The Act places the exploration and exploitation of solid minerals in the Exclusive Legislative list, which Ayade said is an obnoxious policy not good for the host communities.

Ayade, was quoted in a statement to have made the call at the Executive Council Chamber in Calabar, at weekend, during a visit by the Minister of State for Solid Minerals, Dr Uche Ogah.

He said the subsisting policy where mining licences were issued to miners without the input of host states was not people-oriented.


He said: “If you look at the Mineral Act of 2007, particularly in reference to Section 1, it provides for the total appropriation of solid minerals under the purview and control of the federal government. Unfortunately, the Land Use Act puts the land as the property of the state under the control of the governors.

“So the president, as well as the minister, along with the governors must have to sit at a round table and talk. But unfortunately that has not happened. However, I am happy you are being very proactive by coming for this engagement.”

Ayade insisted that the current practice “is unacceptable for an investor to go to Abuja, and get a licence to mine in my state without my knowledge and without my input. The investor simply sits with a local community chief and enters into a Community Development Agreement (CDA), which is meant to favour the investor. And so, with as little as dry gin and a little money, the community signs off a great potential because there is no involvement of the state.

“States are becoming aggressive, states have begun the process of locking out the people you give your mining licence so that they cannot enter their lands without authorization from the states.”

Ayade urged the Federal Government to get states involved in the process of issuance of mining licences, even as he commended the minister for interfacing with stakeholders in the sector, saying: “Until you get to the point where you sit with the state governors and engage them the way you are doing now, then this disagreement will persist.


“Your visit shows you understand the problem because the state owns the land and in law, whatever is underneath the land and up to the sky, belongs to the landowners. So, for the federal government that exists in the air to be the owners of the waterways, owners of anything underneath the ground, is not right.

“Maybe it is time for us to take it out of the Exclusive List, maybe it is time for us to take them to the Concurrent List.

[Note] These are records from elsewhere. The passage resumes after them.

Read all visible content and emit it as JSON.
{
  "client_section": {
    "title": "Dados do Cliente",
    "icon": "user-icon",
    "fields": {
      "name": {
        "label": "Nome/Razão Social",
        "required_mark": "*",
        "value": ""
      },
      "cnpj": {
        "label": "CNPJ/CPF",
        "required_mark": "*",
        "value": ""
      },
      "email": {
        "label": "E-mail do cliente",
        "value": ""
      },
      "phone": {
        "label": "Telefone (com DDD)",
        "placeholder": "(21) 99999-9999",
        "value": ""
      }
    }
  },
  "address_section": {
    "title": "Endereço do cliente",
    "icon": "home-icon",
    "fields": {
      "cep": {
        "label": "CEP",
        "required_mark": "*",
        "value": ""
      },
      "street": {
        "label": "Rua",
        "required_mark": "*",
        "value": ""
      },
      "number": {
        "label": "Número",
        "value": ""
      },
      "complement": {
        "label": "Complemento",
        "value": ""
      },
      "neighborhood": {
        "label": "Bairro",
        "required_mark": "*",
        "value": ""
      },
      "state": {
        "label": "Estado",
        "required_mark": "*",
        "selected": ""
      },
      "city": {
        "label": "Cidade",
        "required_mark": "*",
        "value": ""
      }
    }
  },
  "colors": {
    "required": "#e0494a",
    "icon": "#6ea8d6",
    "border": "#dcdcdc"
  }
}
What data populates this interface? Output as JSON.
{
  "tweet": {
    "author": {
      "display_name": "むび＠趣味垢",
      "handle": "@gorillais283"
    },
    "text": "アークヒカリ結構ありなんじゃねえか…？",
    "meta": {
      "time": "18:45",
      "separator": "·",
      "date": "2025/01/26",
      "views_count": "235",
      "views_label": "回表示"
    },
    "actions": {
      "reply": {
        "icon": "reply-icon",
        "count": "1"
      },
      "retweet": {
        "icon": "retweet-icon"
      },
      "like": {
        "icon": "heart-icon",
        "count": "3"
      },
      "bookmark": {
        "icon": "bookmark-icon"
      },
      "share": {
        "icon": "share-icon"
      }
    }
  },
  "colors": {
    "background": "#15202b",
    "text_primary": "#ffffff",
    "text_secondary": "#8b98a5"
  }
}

The federal government must realise that the development of a state is a function of the state government. The federal government, therefore, must focus mainly on economy, security, foreign policy and all that will keep this country as an indivisible entity.”

Ayade, who further enlisted the help of the minister to push for the review of the extant law, which prevents states from taking advantage of their God-given resources said: “My recommendation, therefore, is that you must find a modus operandi that allows you the power of taking advantage of the constitution that is about to be reviewed, to say: look, even before you come
to us to seek licence for mining, please go and get approval and clearance from the state government.

“Until that is done, the direct introduction of the CDA, which enables the investor to deal directly with the community, will continue to put the community in danger.”


On his part, Ogah, who was in the state for a two-day working visit during which he met with stakeholders in the sector, lauded Ayade for the “outstanding successes that your administration has achieved in executing people focused legacy projects for the peace and prosperity of the people of Cross River State. For me, I call it an audacity of hope where there is hopelessness.”

The minister solicited the support of the governor “in accelerating the development of the huge mineral deposits found in the state. I understand in Cross River you have minerals like barite, lead, zinc, iron ore, granite manganese etc. You have over 33 solid minerals. Even some nations in Africa do not have as many minerals as Cross River has got. This shows that the state is blessed.”

He further stated that part of his mission was “to sensitize mine operators, members of the host communities, and other mining stakeholders to ensure mining activities are conducted in a safe, efficient, environmentally-friendly manner, and consistent with the provisions of the Nigerian Minerals Mining Act.”